今夏、大河が一段落したが1年がかりの仕事は作曲への自信や多くの人に聴いてもらえる機会、オーケストレーションの実験の場など多くの糧をもたらした。「本当に楽しかったし自分にとって大きなプラスになった。チャンスがあれば2作目の大河に挑戦してみたい。嘘じゃないです(笑)」 現在、ツアー準備やアルバム制作に取り組むが、19日には母校の礼拝堂で開かれる「新島襄生誕170年記念祭」に出演。豊かな感性を育んでくれたオルガンで八重の人生をドラマチックに奏でる。
文:中島 美江子
写真:木暮伸也
〜中島ノブユキさんへ10の質問〜
ピアノ以外の楽器を弾きたい
—群馬のお気に入りは
焼きまんじゅう。子供の頃、縁日で食べた味は未だに忘れられません。まさにソウルフードです。東京でもたまに買って食べるのですが、何かがちょっと違う(苦笑)。
—最近、うれしかったことは
「アーツ前橋」でコンサートが出来たこと=写真上。群馬での演奏会は3年ぶりだったので、うれしかったです。音楽専門ホールではありませんが、音の響きも良く気持ち良く弾けました。
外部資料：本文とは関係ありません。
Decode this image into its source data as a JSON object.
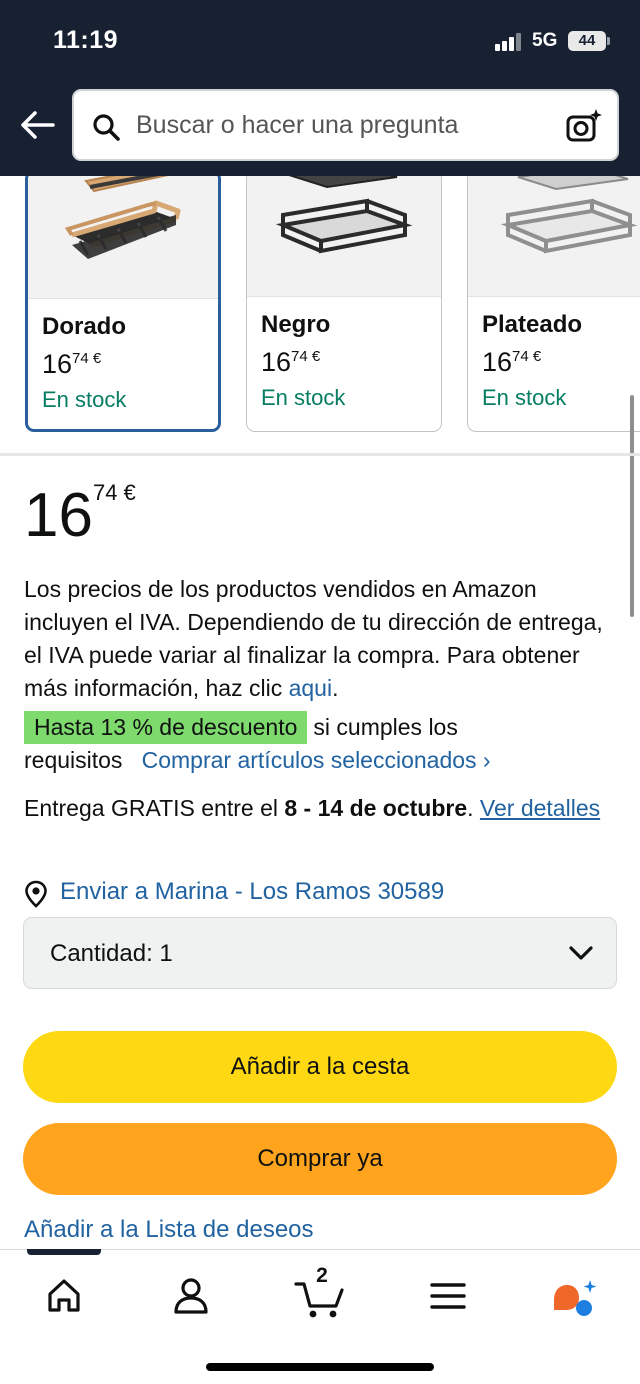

機会があれば、また演奏したいですね。
—尊敬する音楽家は?
オーストリアの作曲家アルバン・ベルク(1885〜1935年)。無調音楽、12音技法を創始した20世紀の代表的作曲家シェーンベルクの弟子です。もちろん師匠のシェーンベルクも素晴らしいですが彼の作品はあまりにもクール。一方、アルバン・ベルクの音楽は非常に構築的に作られているにもかかわらず抒情的でロマンティック。そこが好きですね。
—好きな食べ物飲み物
お蕎麦。これから新そばの季節なので楽しみです。飲み物は毎朝、自分で淹れるコーヒー。
—「八重の桜」のイチオシ曲は
どれも結構、気に入っています(笑)。強いて言えば「義」と「八重新たなる決意」。特に「義」は、あまり話題になっていないのですが個人的には思い入れが強く良い曲だと自負しています。評判が良いのは「輝かしい未来へのエール」。母校・新島学園のオルガンで録音したバージョンは、11月発売の「八重の桜 オリジナルサウンドトラック第3弾」に収録されます。
—リフレッシュ法は
シンプルですがお風呂に入ることでしょうか。温泉に行きたいけれど、なかなか行けません。
—愛用の五線紙は
母校・日本大学芸術学部のオリジナル五線紙。書き心地が良くて学生時代からずっと愛用しています。大河ドラマ「八重の桜」も映画「人間失格」の曲を作る時も使いました=写真下。ちなみに鉛筆はハイユニのB。書き心地はもちろん、どこでも手に入る手軽さが気に入っています。
—習慣は
毎朝、豆から挽いてコーヒーを淹れること。飽きっぽい性格ですが、これだけは何年も続けています。
—今、やりたいことは
ピアノ以外の楽器を弾きたい。特にチェロに興味があります。
—趣味は
映画鑑賞。邦画洋画どちらも良く観ます。一番好きなのはベルナルド・ベルトルッチ監督の「1900年」。5時間以上の大作ですが全く長さを感じさせない。まさに、大河のような作品です。